A Dieu Arkoun
C’était le mercredi soir,le 15/09/2010 qu’on apprit la nouvelle du décès d’un des grands penseurs contemporains d’origine algérienne,Mohammed Arkoun ,suite à une longue maladie. Le défunt était connu pour ses grands travaux sur l’Islam et la pensée arabo-islamique. Professeur à la Sorbonne depuis longtemps, il avait publié des dizaines d’ouvrages sur les grandes questions relatives à l’Islam et le monde arabo-musulman contemporain. Contrairement à Mohammed el Jabiri, cet autre philosophe de la pensée arabe contemporaine et à d’autres spécialistes de l’Islam ,Mohammed Arkoun avait pour tâche essentielle de marquer la rupture avec les analyses classiques de la pensée arabo-islamique qui, à ses yeux, sont obsolètes. Au lieu de se cramponner à redorer le blason de ce que les Anciens nous ont légué comme savoir, il vaudrait mieux se libérer de cette méthodologie analytique passéiste pour un renouveau de la pensée arabo-mususulmane, il était de ce fait partisan d’une approche moderniste et novatrice des textes anciens. Par exemple ,il disait que si le monde musulman n’ a pas tellement progressé depuis l’Age d’or de la civilisation arabo -musulmane au 11, 12 et 13 è siècle en Espagne Andalouse ,c’est parce qu’il s’est longtemps enfermé dans son passé au lieu de se projeter vers l’ avenir.
Il s’agissait ,pour l’intellectuel qu’il était, de faire un effort supplémentaire et des sacrifices parfois douloureux pour apporter quelque chose de nouveau ,d’efficace,de pratique et de révolutionnaire à la pensée arabo-musulmane en sortant des sentiers battus de nos exégètes musulmans. D’ailleurs, il est le premier à parler d « islamologie pratique »(islamiat tatbikia)quand il a affaire à ses questions .Autrement dit ,il s’agissait pour lui de faire ce que les Anciens n’osaient pas: avoir une interprétation moderniste du Coran ,avoir constamment un regard critique sur les textes anciens, bposer la question de la sacralité du texte coranique, adopter à chaque fois des vues modernistes sur le patrimoine arabo-musulman en l’ adaptant à l’évolution de la pensée moderne.
Voilà un peu les idées essentielles qu’il portait en lui et qu’il essayait de véhiculer dans ses ouvrages. L’audace de ses travaux lui ont valu les foudres de ses ennemis .D’ailleurs ce n’est pas un hasard s’il est critiqué voire hai par des conservateurs et des intégristes musulmans qui ,eux, préfèrent le retour aux sources et ne pas y toucher pour construire leurs raisonnements sans pour autant s’aventurer au-delà du sacré(mokassaddes) et du non-pensé.(ella mofaker fih).Lui ,c’est tout le contraire. Comme l’a bien dit Mohammed Assaghir Janjar, un chercheur marocain, Arkoun aimait être un aventurier de la raison.

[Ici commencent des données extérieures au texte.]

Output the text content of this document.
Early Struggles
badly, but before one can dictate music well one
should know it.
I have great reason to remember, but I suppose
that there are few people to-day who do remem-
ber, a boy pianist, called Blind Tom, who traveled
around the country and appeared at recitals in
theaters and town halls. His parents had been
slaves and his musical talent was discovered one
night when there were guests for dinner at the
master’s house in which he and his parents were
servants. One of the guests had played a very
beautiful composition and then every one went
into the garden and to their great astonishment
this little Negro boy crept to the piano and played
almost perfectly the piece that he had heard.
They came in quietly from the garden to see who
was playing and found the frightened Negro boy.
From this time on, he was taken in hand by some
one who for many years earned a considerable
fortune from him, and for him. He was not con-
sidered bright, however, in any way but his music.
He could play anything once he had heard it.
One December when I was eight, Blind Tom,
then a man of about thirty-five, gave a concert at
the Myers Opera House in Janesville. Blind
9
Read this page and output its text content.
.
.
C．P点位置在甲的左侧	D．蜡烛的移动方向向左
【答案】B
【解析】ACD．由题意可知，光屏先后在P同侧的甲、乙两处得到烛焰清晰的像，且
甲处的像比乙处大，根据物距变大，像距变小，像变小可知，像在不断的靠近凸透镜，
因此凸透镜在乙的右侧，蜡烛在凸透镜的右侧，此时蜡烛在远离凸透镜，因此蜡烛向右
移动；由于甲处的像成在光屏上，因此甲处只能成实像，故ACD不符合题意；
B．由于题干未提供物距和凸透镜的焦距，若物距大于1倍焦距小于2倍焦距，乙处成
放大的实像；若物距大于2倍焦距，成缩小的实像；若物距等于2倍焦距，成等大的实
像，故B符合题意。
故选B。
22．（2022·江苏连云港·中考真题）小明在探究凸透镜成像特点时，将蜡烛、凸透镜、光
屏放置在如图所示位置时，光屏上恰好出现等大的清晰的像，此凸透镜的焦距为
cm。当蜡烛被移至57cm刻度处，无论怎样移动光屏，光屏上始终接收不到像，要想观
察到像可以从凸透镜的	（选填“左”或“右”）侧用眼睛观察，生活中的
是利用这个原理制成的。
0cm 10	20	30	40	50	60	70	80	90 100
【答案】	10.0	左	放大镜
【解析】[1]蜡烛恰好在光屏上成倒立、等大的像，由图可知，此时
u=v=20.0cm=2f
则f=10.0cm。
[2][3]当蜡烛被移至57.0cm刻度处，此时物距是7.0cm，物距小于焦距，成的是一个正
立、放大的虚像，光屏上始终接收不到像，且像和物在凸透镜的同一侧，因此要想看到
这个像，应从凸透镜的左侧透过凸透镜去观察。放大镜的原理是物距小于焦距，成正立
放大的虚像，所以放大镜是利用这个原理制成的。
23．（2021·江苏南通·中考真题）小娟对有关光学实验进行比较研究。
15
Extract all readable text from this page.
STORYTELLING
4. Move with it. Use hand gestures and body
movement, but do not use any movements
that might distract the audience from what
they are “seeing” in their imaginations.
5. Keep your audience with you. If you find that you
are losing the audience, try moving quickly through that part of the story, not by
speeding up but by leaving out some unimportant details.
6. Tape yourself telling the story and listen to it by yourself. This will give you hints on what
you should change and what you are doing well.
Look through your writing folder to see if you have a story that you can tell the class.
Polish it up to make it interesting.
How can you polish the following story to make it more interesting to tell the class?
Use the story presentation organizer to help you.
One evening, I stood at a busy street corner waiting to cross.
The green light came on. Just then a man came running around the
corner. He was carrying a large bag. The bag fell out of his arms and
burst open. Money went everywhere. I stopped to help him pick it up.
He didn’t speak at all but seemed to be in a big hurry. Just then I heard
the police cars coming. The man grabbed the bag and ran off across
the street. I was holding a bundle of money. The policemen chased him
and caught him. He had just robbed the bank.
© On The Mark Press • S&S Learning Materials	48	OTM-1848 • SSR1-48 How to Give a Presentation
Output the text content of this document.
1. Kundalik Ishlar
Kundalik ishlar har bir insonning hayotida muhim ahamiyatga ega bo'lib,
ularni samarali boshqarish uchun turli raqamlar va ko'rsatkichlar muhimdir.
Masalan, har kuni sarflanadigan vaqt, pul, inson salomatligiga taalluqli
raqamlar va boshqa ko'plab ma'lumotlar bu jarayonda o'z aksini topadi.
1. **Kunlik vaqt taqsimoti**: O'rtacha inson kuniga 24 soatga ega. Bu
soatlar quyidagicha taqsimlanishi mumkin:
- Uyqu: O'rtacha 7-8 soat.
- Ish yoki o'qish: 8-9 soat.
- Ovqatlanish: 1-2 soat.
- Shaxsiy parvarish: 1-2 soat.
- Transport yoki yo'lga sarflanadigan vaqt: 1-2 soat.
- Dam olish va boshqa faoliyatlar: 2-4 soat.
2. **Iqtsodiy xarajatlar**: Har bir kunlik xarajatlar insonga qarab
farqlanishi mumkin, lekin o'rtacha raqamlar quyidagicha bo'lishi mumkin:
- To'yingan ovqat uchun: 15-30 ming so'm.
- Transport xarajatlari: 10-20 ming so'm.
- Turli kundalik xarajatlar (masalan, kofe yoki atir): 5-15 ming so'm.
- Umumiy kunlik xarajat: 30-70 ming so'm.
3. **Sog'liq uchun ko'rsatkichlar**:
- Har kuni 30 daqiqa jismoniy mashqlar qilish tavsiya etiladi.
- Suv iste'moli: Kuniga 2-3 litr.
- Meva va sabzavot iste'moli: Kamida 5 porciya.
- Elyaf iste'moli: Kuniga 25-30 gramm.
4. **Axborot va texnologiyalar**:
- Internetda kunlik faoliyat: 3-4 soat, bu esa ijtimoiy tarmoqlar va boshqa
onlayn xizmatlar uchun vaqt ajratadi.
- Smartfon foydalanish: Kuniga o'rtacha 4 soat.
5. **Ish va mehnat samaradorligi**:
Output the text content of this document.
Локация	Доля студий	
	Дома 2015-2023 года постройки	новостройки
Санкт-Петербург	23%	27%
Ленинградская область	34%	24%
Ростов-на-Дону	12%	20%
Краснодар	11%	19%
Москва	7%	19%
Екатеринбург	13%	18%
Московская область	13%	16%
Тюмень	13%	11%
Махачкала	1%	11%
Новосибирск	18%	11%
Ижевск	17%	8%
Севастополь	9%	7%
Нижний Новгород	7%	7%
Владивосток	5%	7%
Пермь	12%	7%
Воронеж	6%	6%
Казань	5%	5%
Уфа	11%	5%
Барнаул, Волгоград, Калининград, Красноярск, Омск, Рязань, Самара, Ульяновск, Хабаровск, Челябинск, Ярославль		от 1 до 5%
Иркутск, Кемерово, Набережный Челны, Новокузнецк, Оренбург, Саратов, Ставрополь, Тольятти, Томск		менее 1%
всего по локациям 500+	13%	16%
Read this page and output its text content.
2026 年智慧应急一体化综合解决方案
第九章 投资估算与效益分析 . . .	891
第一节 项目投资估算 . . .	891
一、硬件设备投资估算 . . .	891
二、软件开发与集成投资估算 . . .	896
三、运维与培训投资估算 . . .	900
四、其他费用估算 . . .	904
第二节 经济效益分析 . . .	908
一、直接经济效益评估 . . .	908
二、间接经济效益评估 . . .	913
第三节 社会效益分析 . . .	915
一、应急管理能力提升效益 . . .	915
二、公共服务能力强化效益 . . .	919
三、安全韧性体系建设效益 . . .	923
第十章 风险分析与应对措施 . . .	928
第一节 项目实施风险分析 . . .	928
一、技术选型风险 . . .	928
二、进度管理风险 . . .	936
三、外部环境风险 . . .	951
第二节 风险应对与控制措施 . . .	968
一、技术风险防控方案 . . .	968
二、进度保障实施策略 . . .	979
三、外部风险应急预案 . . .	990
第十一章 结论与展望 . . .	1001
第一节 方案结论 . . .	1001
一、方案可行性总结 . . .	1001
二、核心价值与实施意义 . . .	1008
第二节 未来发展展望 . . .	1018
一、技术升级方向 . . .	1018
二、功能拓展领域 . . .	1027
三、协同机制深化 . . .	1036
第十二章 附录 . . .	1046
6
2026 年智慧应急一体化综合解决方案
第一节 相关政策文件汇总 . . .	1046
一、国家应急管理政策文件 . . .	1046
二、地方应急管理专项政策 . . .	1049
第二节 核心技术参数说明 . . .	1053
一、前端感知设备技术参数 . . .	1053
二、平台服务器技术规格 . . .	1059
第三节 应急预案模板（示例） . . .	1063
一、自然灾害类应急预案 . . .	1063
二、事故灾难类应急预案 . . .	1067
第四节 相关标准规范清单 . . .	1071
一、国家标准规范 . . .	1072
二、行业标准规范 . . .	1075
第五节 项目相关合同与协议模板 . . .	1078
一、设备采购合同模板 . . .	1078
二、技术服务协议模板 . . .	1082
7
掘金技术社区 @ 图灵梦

Sans aucun doute, ses écrits alimenteront pour longtemps encore le débat passionnant sur l’Islam entre les conservateurs et les novateurs de la pensée arabo-musulmane. Le lendemain de son décès, on lisait sur les maquettes des journaux nationaux; »Arkoun, la mort d’un penseur courageux » ou encore » Mohammed Arkoun, l’un des chevaliers de la guerre contre les vérités évidentes et indiscutables « (Al moussallamat).Adieu Arkoun. Tu peux maintenant reposer en paix. Nous sommes à Dieu et à lui nous retournons.